Déjà adopté au Sénat, le projet de loi anti-fraude est soumis à un vote solennel à l’Assemblée nationale. Un texte enrichi d’une centaine d’amendements et largement durci par les députés, malgré l’opposition du gouvernement sur plusieurs mesures.
Déjà adopté au Sénat, le projet de loi anti-fraude est examiné ce mardi à l’Assemblée nationale, à l’occasion d’un vote solennel. Les députés ont achevé l’étude du texte mercredi dernier, après plusieurs jours de débats. Au total, près d’une centaine d’amendements ont été intégrés afin de mieux détecter, sanctionner et recouvrer les fraudes.

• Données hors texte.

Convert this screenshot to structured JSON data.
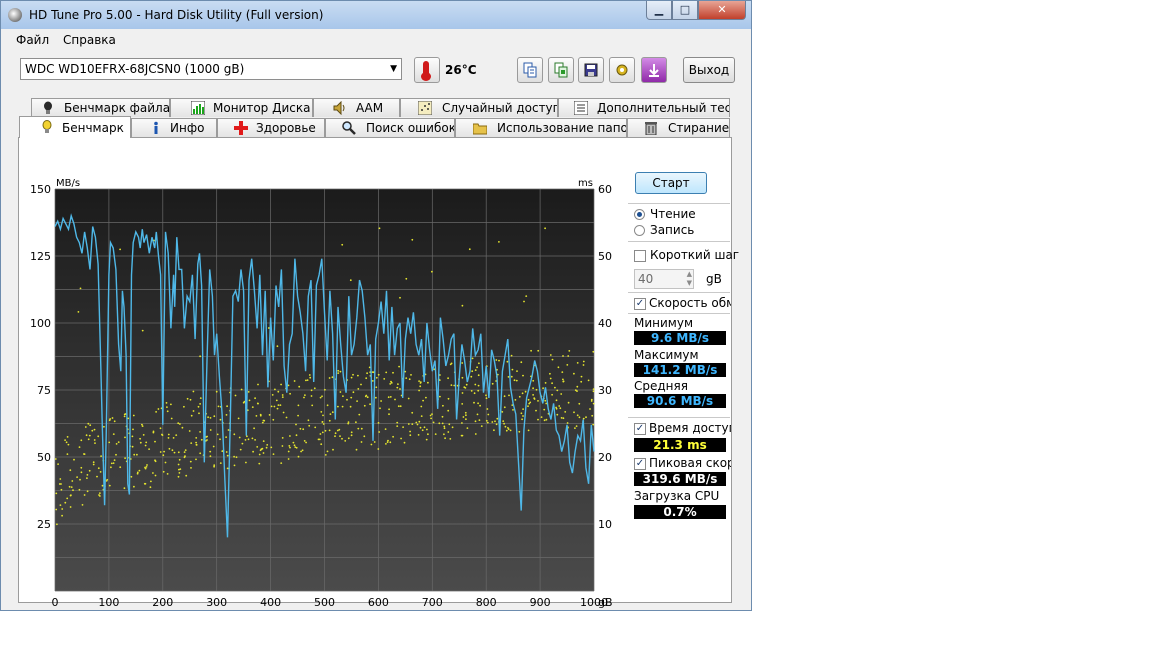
{
  "window": {
    "title": "HD Tune Pro 5.00 - Hard Disk Utility (Full  version)"
  },
  "menu": {
    "items": [
      "Файл",
      "Справка"
    ]
  },
  "toolbar": {
    "drive": "WDC WD10EFRX-68JCSN0 (1000 gB)",
    "temperature": "26°C",
    "exit_label": "Выход",
    "icons": [
      "thermometer-icon",
      "copy-text-icon",
      "copy-screenshot-icon",
      "save-icon",
      "settings-icon",
      "download-icon"
    ]
  },
  "tabs": {
    "row1": [
      "Бенчмарк файла",
      "Монитор Диска",
      "AAM",
      "Случайный доступ",
      "Дополнительный  тест"
    ],
    "row2": [
      "Бенчмарк",
      "Инфо",
      "Здоровье",
      "Поиск ошибок",
      "Использование папок",
      "Стирание"
    ],
    "active": "Бенчмарк"
  },
  "controls": {
    "start_label": "Старт",
    "read_label": "Чтение",
    "write_label": "Запись",
    "mode_selected": "read",
    "short_stroke_label": "Короткий шаг",
    "short_stroke_checked": false,
    "short_stroke_value": "40",
    "short_stroke_unit": "gB",
    "transfer_rate_label": "Скорость обмена",
    "transfer_rate_checked": true,
    "min_label": "Минимум",
    "min_value": "9.6 MB/s",
    "max_label": "Максимум",
    "max_value": "141.2 MB/s",
    "avg_label": "Средняя",
    "avg_value": "90.6 MB/s",
    "access_time_label": "Время доступа",
    "access_time_checked": true,
    "access_time_value": "21.3 ms",
    "burst_label": "Пиковая скорость",
    "burst_checked": true,
    "burst_value": "319.6 MB/s",
    "cpu_label": "Загрузка CPU",
    "cpu_value": "0.7%"
  },
  "colors": {
    "transfer_line": "#4fb8e8",
    "access_points": "#e6e62e",
    "stat_blue": "#3fb7ff",
    "stat_yellow": "#ffff3a",
    "stat_white": "#ffffff"
  },
  "chart_data": {
    "type": "line",
    "title": "",
    "y_left_unit": "MB/s",
    "y_right_unit": "ms",
    "y_left_ticks": [
      150,
      125,
      100,
      75,
      50,
      25
    ],
    "y_right_ticks": [
      60,
      50,
      40,
      30,
      20,
      10
    ],
    "x_ticks": [
      "0",
      "100",
      "200",
      "300",
      "400",
      "500",
      "600",
      "700",
      "800",
      "900",
      "1000"
    ],
    "x_unit": "gB",
    "ylim_left": [
      0,
      150
    ],
    "ylim_right": [
      0,
      60
    ],
    "xlim": [
      0,
      1000
    ],
    "series": [
      {
        "kind": "transfer_rate",
        "x": [
          0,
          5,
          10,
          15,
          20,
          25,
          30,
          35,
          40,
          45,
          50,
          55,
          60,
          65,
          70,
          75,
          80,
          85,
          88,
          92,
          95,
          100,
          103,
          108,
          113,
          118,
          122,
          125,
          128,
          132,
          135,
          138,
          142,
          145,
          150,
          155,
          158,
          162,
          165,
          170,
          175,
          180,
          185,
          188,
          192,
          196,
          200,
          205,
          210,
          215,
          220,
          222,
          226,
          230,
          235,
          240,
          245,
          250,
          255,
          260,
          265,
          268,
          272,
          277,
          282,
          287,
          292,
          296,
          300,
          305,
          310,
          315,
          320,
          325,
          330,
          335,
          340,
          345,
          350,
          355,
          360,
          365,
          370,
          375,
          380,
          385,
          390,
          395,
          400,
          405,
          410,
          415,
          420,
          425,
          430,
          435,
          440,
          445,
          450,
          455,
          460,
          465,
          470,
          475,
          480,
          485,
          490,
          495,
          500,
          505,
          510,
          515,
          520,
          525,
          530,
          535,
          540,
          545,
          550,
          555,
          560,
          565,
          570,
          575,
          580,
          585,
          590,
          595,
          600,
          605,
          610,
          615,
          620,
          625,
          630,
          635,
          640,
          645,
          650,
          655,
          660,
          665,
          670,
          675,
          680,
          685,
          690,
          695,
          700,
          705,
          710,
          715,
          720,
          725,
          730,
          735,
          740,
          745,
          750,
          755,
          760,
          765,
          770,
          775,
          780,
          785,
          790,
          795,
          800,
          805,
          810,
          815,
          820,
          825,
          830,
          835,
          840,
          845,
          850,
          855,
          860,
          865,
          870,
          875,
          880,
          885,
          890,
          895,
          900,
          905,
          910,
          915,
          920,
          925,
          930,
          935,
          940,
          945,
          950,
          955,
          960,
          965,
          970,
          975,
          980,
          985,
          990,
          995,
          1000
        ],
        "values": [
          136,
          138,
          135,
          139,
          137,
          135,
          140,
          137,
          132,
          130,
          126,
          134,
          128,
          120,
          136,
          132,
          122,
          84,
          60,
          32,
          58,
          118,
          130,
          128,
          120,
          92,
          82,
          112,
          106,
          88,
          40,
          36,
          118,
          130,
          134,
          132,
          128,
          135,
          130,
          133,
          126,
          132,
          128,
          134,
          125,
          118,
          62,
          134,
          126,
          98,
          118,
          106,
          132,
          120,
          120,
          98,
          110,
          108,
          118,
          94,
          122,
          126,
          114,
          48,
          86,
          120,
          110,
          88,
          96,
          80,
          66,
          42,
          20,
          62,
          110,
          112,
          108,
          120,
          112,
          58,
          116,
          124,
          112,
          98,
          118,
          88,
          112,
          76,
          102,
          86,
          114,
          106,
          120,
          84,
          74,
          92,
          96,
          124,
          110,
          104,
          96,
          82,
          110,
          116,
          78,
          114,
          118,
          124,
          104,
          86,
          112,
          96,
          64,
          106,
          92,
          80,
          74,
          110,
          88,
          92,
          102,
          116,
          112,
          102,
          88,
          92,
          56,
          94,
          100,
          108,
          96,
          112,
          86,
          106,
          88,
          98,
          100,
          72,
          94,
          102,
          96,
          104,
          92,
          88,
          94,
          78,
          100,
          90,
          82,
          86,
          68,
          102,
          94,
          84,
          88,
          94,
          96,
          64,
          80,
          92,
          86,
          78,
          82,
          98,
          88,
          90,
          96,
          74,
          84,
          72,
          90,
          86,
          80,
          58,
          82,
          88,
          94,
          76,
          70,
          66,
          48,
          30,
          60,
          72,
          76,
          80,
          86,
          82,
          74,
          70,
          76,
          68,
          64,
          70,
          60,
          58,
          52,
          56,
          62,
          48,
          44,
          52,
          58,
          56,
          64,
          46,
          40,
          62,
          52
        ]
      },
      {
        "kind": "access_time",
        "axis": "right",
        "description_of_distribution": "scatter",
        "x_sample": [
          0,
          20,
          40,
          60,
          80,
          100,
          120,
          140,
          160,
          180,
          200,
          220,
          240,
          260,
          280,
          300,
          320,
          340,
          360,
          380,
          400,
          420,
          440,
          460,
          480,
          500,
          520,
          540,
          560,
          580,
          600,
          620,
          640,
          660,
          680,
          700,
          720,
          740,
          760,
          780,
          800,
          820,
          840,
          860,
          880,
          900,
          920,
          940,
          960,
          980,
          1000
        ],
        "values_sample": [
          15,
          17,
          18,
          19,
          20,
          21,
          20,
          21,
          22,
          21,
          22,
          23,
          23,
          24,
          23,
          24,
          24,
          25,
          25,
          25,
          26,
          25,
          26,
          26,
          27,
          26,
          27,
          27,
          27,
          28,
          27,
          28,
          28,
          28,
          28,
          29,
          28,
          29,
          29,
          29,
          29,
          29,
          30,
          29,
          30,
          30,
          30,
          30,
          30,
          31,
          30
        ]
      }
    ],
    "grid": true
  }
}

Et la version soumise au vote a été sensiblement durcie par les députés. Le Rassemblement national a notamment obtenu, contre l’avis du gouvernement, un renforcement des sanctions en cas de fraude aux prestations sociales, notamment en matière d’emploi dissimulé.

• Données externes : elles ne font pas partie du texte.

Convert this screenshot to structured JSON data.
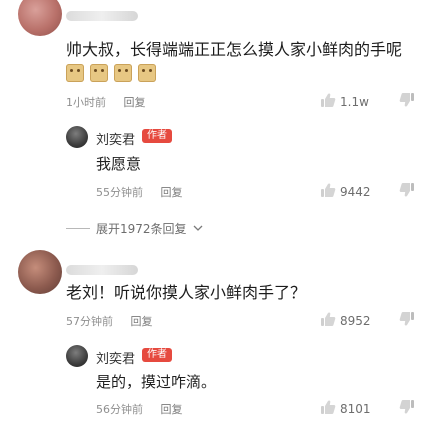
{
  "comments": [
    {
      "text": "帅大叔，长得端端正正怎么摸人家小鲜肉的手呢",
      "time": "1小时前",
      "reply": "回复",
      "likes": "1.1w",
      "emoji_icon": "grinning-cat-emoji",
      "reply_item": {
        "name": "刘奕君",
        "tag": "作者",
        "text": "我愿意",
        "time": "55分钟前",
        "reply": "回复",
        "likes": "9442"
      },
      "expand": "展开1972条回复"
    },
    {
      "text": "老刘！听说你摸人家小鲜肉手了？",
      "time": "57分钟前",
      "reply": "回复",
      "likes": "8952",
      "reply_item": {
        "name": "刘奕君",
        "tag": "作者",
        "text": "是的，摸过咋滴。",
        "time": "56分钟前",
        "reply": "回复",
        "likes": "8101"
      }
    }
  ],
  "icons": {
    "like": "thumbs-up-icon",
    "dislike": "thumbs-down-icon",
    "expand": "chevron-down-icon"
  },
  "colors": {
    "author_tag": "#e64a3f",
    "meta_text": "#8f8f8f"
  }
}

De son côté, le Parti socialiste a fait adopter un dispositif visant le travail dissimulé
Malgré l’opposition de La France insoumise, ces mesures prévoient des amendes plus strictes ainsi que la possibilité de suspendre certaines subventions. De son côté, le Parti socialiste a fait adopter un dispositif visant le travail dissimulé, avec la possibilité de doubler les sanctions.

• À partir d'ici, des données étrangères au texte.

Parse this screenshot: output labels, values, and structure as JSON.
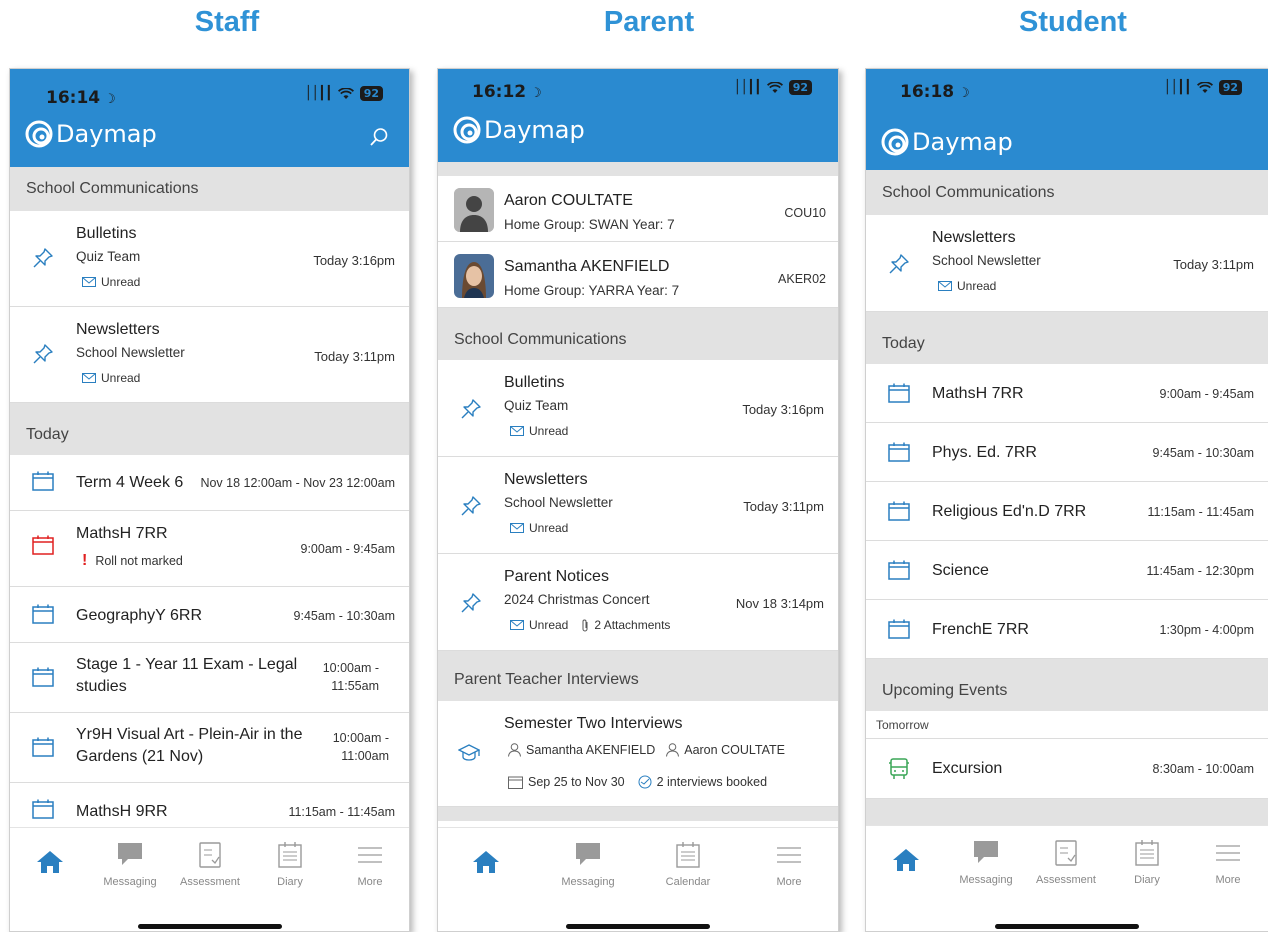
{
  "columns": {
    "staff": "Staff",
    "parent": "Parent",
    "student": "Student"
  },
  "brand": {
    "name": "Daymap"
  },
  "colors": {
    "header": "#2a8ad0",
    "accent": "#2f92d6",
    "alert": "#e02020",
    "event_green": "#3aa657"
  },
  "staff": {
    "time": "16:14",
    "battery": "92",
    "sections": {
      "comms": "School Communications",
      "today": "Today"
    },
    "comms": [
      {
        "title": "Bulletins",
        "sub": "Quiz Team",
        "status": "Unread",
        "time": "Today 3:16pm",
        "icon": "pin-icon"
      },
      {
        "title": "Newsletters",
        "sub": "School Newsletter",
        "status": "Unread",
        "time": "Today 3:11pm",
        "icon": "pin-icon"
      }
    ],
    "events": [
      {
        "title": "Term 4 Week 6",
        "time": "Nov 18 12:00am - Nov 23 12:00am"
      },
      {
        "title": "MathsH 7RR",
        "time": "9:00am - 9:45am",
        "note": "Roll not marked",
        "note_mark": "!"
      },
      {
        "title": "GeographyY 6RR",
        "time": "9:45am - 10:30am"
      },
      {
        "title_l1": "Stage 1 - Year 11 Exam - Legal",
        "title_l2": "studies",
        "time_l1": "10:00am -",
        "time_l2": "11:55am"
      },
      {
        "title_l1": "Yr9H Visual Art - Plein-Air in the",
        "title_l2": "Gardens (21 Nov)",
        "time_l1": "10:00am -",
        "time_l2": "11:00am"
      },
      {
        "title": "MathsH 9RR",
        "time": "11:15am - 11:45am"
      }
    ],
    "tabs": [
      "Messaging",
      "Assessment",
      "Diary",
      "More"
    ]
  },
  "parent": {
    "time": "16:12",
    "battery": "92",
    "students": [
      {
        "name": "Aaron COULTATE",
        "group": "Home Group: SWAN Year: 7",
        "code": "COU10"
      },
      {
        "name": "Samantha AKENFIELD",
        "group": "Home Group: YARRA Year: 7",
        "code": "AKER02"
      }
    ],
    "sections": {
      "comms": "School Communications",
      "pti": "Parent Teacher Interviews"
    },
    "comms": [
      {
        "title": "Bulletins",
        "sub": "Quiz Team",
        "status": "Unread",
        "time": "Today 3:16pm"
      },
      {
        "title": "Newsletters",
        "sub": "School Newsletter",
        "status": "Unread",
        "time": "Today 3:11pm"
      },
      {
        "title": "Parent Notices",
        "sub": "2024 Christmas Concert",
        "status": "Unread",
        "attachments": "2 Attachments",
        "time": "Nov 18 3:14pm"
      }
    ],
    "interview": {
      "title": "Semester Two Interviews",
      "person1": "Samantha AKENFIELD",
      "person2": "Aaron COULTATE",
      "dates": "Sep 25 to Nov 30",
      "booked": "2 interviews booked"
    },
    "tabs": [
      "Messaging",
      "Calendar",
      "More"
    ]
  },
  "student": {
    "time": "16:18",
    "battery": "92",
    "sections": {
      "comms": "School Communications",
      "today": "Today",
      "upcoming": "Upcoming Events",
      "tomorrow": "Tomorrow"
    },
    "comms": [
      {
        "title": "Newsletters",
        "sub": "School Newsletter",
        "status": "Unread",
        "time": "Today 3:11pm"
      }
    ],
    "events": [
      {
        "title": "MathsH 7RR",
        "time": "9:00am - 9:45am"
      },
      {
        "title": "Phys. Ed. 7RR",
        "time": "9:45am - 10:30am"
      },
      {
        "title": "Religious Ed'n.D 7RR",
        "time": "11:15am - 11:45am"
      },
      {
        "title": "Science",
        "time": "11:45am - 12:30pm"
      },
      {
        "title": "FrenchE 7RR",
        "time": "1:30pm - 4:00pm"
      }
    ],
    "upcoming": [
      {
        "title": "Excursion",
        "time": "8:30am - 10:00am"
      }
    ],
    "tabs": [
      "Messaging",
      "Assessment",
      "Diary",
      "More"
    ]
  }
}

Toujours contre l’avis du gouvernement, le MoDem a également obtenu l’adoption d’un amendement pour sanctionner les arrêts de travail falsifiés. D’autres mesures ont été ajoutées, comme la suspension des allocations chômage en cas d’indices de fraude ou encore un accès élargi à certaines informations pour lutter contre la fraude au RSA.
Selon le ministre Sébastien Lecornu, le texte initial devait rapporter au moins 1,5 milliard d’euros aux finances publiques. Les mesures adoptées pourraient permettre d’atteindre plusieurs milliards d’euros.